Thomas Allen Harris is an award winning media artist and cultural warrior whose work explores desire, the construction of family, and African diasporic communities.
His documentary feature film VINTAGE - Families of Value made its world premiere at the Toronto International Film Festival. and has since garnered numerous awards including "Best Documentary" at Atlanta Film and Video Festival and a Golden Gate Award at the San Francisco International Film Festival. Harris' shorts SPLASH, BLACK BODY and HEAVEN, EARTH & HELL have been featured in such festivals and museums as the American Film Institute, The World Wide Video Festival in Holland and Whitney Museum of American Art's 1995 Biennial.
Born in the Bronx and raised in Dar-Es-Salaam, Tanzania, Harris attended Harvard University and graduated with a degree in Biology. He began his career as a broadcast journalist. For over a period of five years Harris worked for WNET/Thirteen producing public affairs shows and documentaries including CRISIS: Who Will Do Science? which aired nationally on PBS in 1988. In 1990 he was twice nominated for Emmy Awards for his work as a staff producer on the public affairs show The Eleventh Hour.

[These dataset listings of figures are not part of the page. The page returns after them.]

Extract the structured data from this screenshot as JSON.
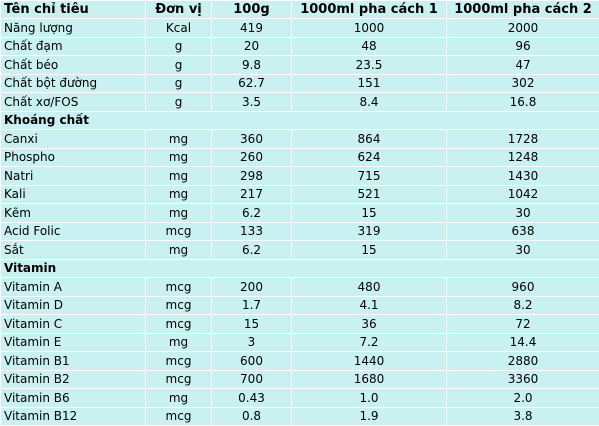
{
  "table": {
    "header": [
      "Tên chỉ tiêu",
      "Đơn vị",
      "100g",
      "1000ml pha cách 1",
      "1000ml pha cách 2"
    ],
    "sections": [
      {
        "rows": [
          [
            "Năng lượng",
            "Kcal",
            "419",
            "1000",
            "2000"
          ],
          [
            "Chất đạm",
            "g",
            "20",
            "48",
            "96"
          ],
          [
            "Chất béo",
            "g",
            "9.8",
            "23.5",
            "47"
          ],
          [
            "Chất bột đường",
            "g",
            "62.7",
            "151",
            "302"
          ],
          [
            "Chất xơ/FOS",
            "g",
            "3.5",
            "8.4",
            "16.8"
          ]
        ]
      },
      {
        "title": "Khoáng chất",
        "rows": [
          [
            "Canxi",
            "mg",
            "360",
            "864",
            "1728"
          ],
          [
            "Phospho",
            "mg",
            "260",
            "624",
            "1248"
          ],
          [
            "Natri",
            "mg",
            "298",
            "715",
            "1430"
          ],
          [
            "Kali",
            "mg",
            "217",
            "521",
            "1042"
          ],
          [
            "Kẽm",
            "mg",
            "6.2",
            "15",
            "30"
          ],
          [
            "Acid Folic",
            "mcg",
            "133",
            "319",
            "638"
          ],
          [
            "Sắt",
            "mg",
            "6.2",
            "15",
            "30"
          ]
        ]
      },
      {
        "title": "Vitamin",
        "rows": [
          [
            "Vitamin A",
            "mcg",
            "200",
            "480",
            "960"
          ],
          [
            "Vitamin D",
            "mcg",
            "1.7",
            "4.1",
            "8.2"
          ],
          [
            "Vitamin C",
            "mcg",
            "15",
            "36",
            "72"
          ],
          [
            "Vitamin E",
            "mg",
            "3",
            "7.2",
            "14.4"
          ],
          [
            "Vitamin B1",
            "mcg",
            "600",
            "1440",
            "2880"
          ],
          [
            "Vitamin B2",
            "mcg",
            "700",
            "1680",
            "3360"
          ],
          [
            "Vitamin B6",
            "mg",
            "0.43",
            "1.0",
            "2.0"
          ],
          [
            "Vitamin B12",
            "mcg",
            "0.8",
            "1.9",
            "3.8"
          ]
        ]
      }
    ]
  }
}
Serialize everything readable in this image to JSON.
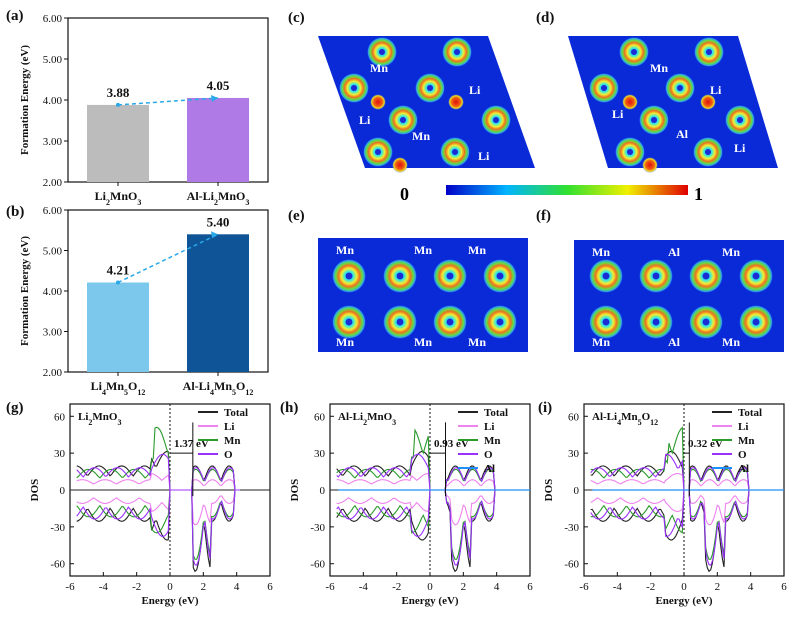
{
  "panel_labels": {
    "a": "(a)",
    "b": "(b)",
    "c": "(c)",
    "d": "(d)",
    "e": "(e)",
    "f": "(f)",
    "g": "(g)",
    "h": "(h)",
    "i": "(i)"
  },
  "colorbar": {
    "min_label": "0",
    "max_label": "1"
  },
  "maps": {
    "c": {
      "labels": [
        "Mn",
        "Li",
        "Li",
        "Mn",
        "Li"
      ]
    },
    "d": {
      "labels": [
        "Mn",
        "Li",
        "Li",
        "Al",
        "Li"
      ]
    },
    "e": {
      "labels": [
        "Mn",
        "Mn",
        "Mn",
        "Mn",
        "Mn",
        "Mn"
      ]
    },
    "f": {
      "labels": [
        "Mn",
        "Al",
        "Mn",
        "Mn",
        "Al",
        "Mn"
      ]
    }
  },
  "chart_data": [
    {
      "id": "a",
      "type": "bar",
      "ylabel": "Formation Energy (eV)",
      "ylim": [
        2.0,
        6.0
      ],
      "yticks": [
        "2.00",
        "3.00",
        "4.00",
        "5.00",
        "6.00"
      ],
      "categories": [
        "Li2MnO3",
        "Al-Li2MnO3"
      ],
      "values": [
        3.88,
        4.05
      ],
      "value_labels": [
        "3.88",
        "4.05"
      ],
      "colors": [
        "#bcbcbc",
        "#b07ae6"
      ]
    },
    {
      "id": "b",
      "type": "bar",
      "ylabel": "Formation Energy (eV)",
      "ylim": [
        2.0,
        6.0
      ],
      "yticks": [
        "2.00",
        "3.00",
        "4.00",
        "5.00",
        "6.00"
      ],
      "categories": [
        "Li4Mn5O12",
        "Al-Li4Mn5O12"
      ],
      "values": [
        4.21,
        5.4
      ],
      "value_labels": [
        "4.21",
        "5.40"
      ],
      "colors": [
        "#7cc7ec",
        "#0e5496"
      ]
    },
    {
      "id": "g",
      "type": "line",
      "title": "Li2MnO3",
      "xlabel": "Energy (eV)",
      "ylabel": "DOS",
      "xlim": [
        -6,
        6
      ],
      "ylim": [
        -70,
        70
      ],
      "xticks": [
        "-6",
        "-4",
        "-2",
        "0",
        "2",
        "4",
        "6"
      ],
      "yticks": [
        "-60",
        "-30",
        "0",
        "30",
        "60"
      ],
      "gap_label": "1.37 eV",
      "gap": [
        0,
        1.37
      ],
      "series": [
        {
          "name": "Total",
          "color": "#222222"
        },
        {
          "name": "Li",
          "color": "#ee82ee"
        },
        {
          "name": "Mn",
          "color": "#2a9a2a"
        },
        {
          "name": "O",
          "color": "#9b30ff"
        }
      ]
    },
    {
      "id": "h",
      "type": "line",
      "title": "Al-Li2MnO3",
      "xlabel": "Energy (eV)",
      "ylabel": "DOS",
      "xlim": [
        -6,
        6
      ],
      "ylim": [
        -70,
        70
      ],
      "xticks": [
        "-6",
        "-4",
        "-2",
        "0",
        "2",
        "4",
        "6"
      ],
      "yticks": [
        "-60",
        "-30",
        "0",
        "30",
        "60"
      ],
      "gap_label": "0.93 eV",
      "gap": [
        0,
        0.93
      ],
      "series": [
        {
          "name": "Total",
          "color": "#222222"
        },
        {
          "name": "Li",
          "color": "#ee82ee"
        },
        {
          "name": "Mn",
          "color": "#2a9a2a"
        },
        {
          "name": "O",
          "color": "#9b30ff"
        },
        {
          "name": "Al",
          "color": "#1e90ff"
        }
      ]
    },
    {
      "id": "i",
      "type": "line",
      "title": "Al-Li4Mn5O12",
      "xlabel": "Energy (eV)",
      "ylabel": "DOS",
      "xlim": [
        -6,
        6
      ],
      "ylim": [
        -70,
        70
      ],
      "xticks": [
        "-6",
        "-4",
        "-2",
        "0",
        "2",
        "4",
        "6"
      ],
      "yticks": [
        "-60",
        "-30",
        "0",
        "30",
        "60"
      ],
      "gap_label": "0.32 eV",
      "gap": [
        0,
        0.32
      ],
      "series": [
        {
          "name": "Total",
          "color": "#222222"
        },
        {
          "name": "Li",
          "color": "#ee82ee"
        },
        {
          "name": "Mn",
          "color": "#2a9a2a"
        },
        {
          "name": "O",
          "color": "#9b30ff"
        },
        {
          "name": "Al",
          "color": "#1e90ff"
        }
      ]
    }
  ]
}
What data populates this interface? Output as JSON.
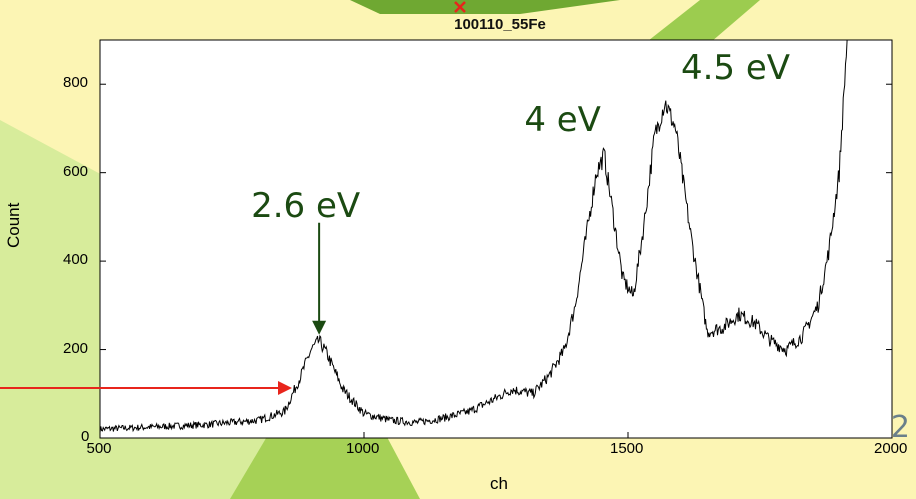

Harris is a recipient of numerous awards and grants from such institutions as the National Endowment for the Arts, the Jerome Foundation, the Paul Robeson Fund, the New York State Council for the Arts, the New York Foundation for the Arts and the Black Maria Film & Video Festival. In 1984, Harris recieved a Henry Shaw year long traveling fellowship for extended study in Holland, France and Italy. In 1992, Harris completed a Helena Rubinstein Fellowship in Critical Studies at the Whitney Museum of American Art's Independent Study Program.
Currently, Harris' multimedia film and photography installation ALCHEMY, a meditation on the mysteries of African belief systems in the Americas, is on exhibit at the Corcoran Gallery of Art in Washington, DC. Harris is an Assistant Professor in the Visual Arts Department at the University of California, San Diego and is completing the script of his new mythopoetic film "E Minha Cara," shot in Brazil and West Africa in 1997.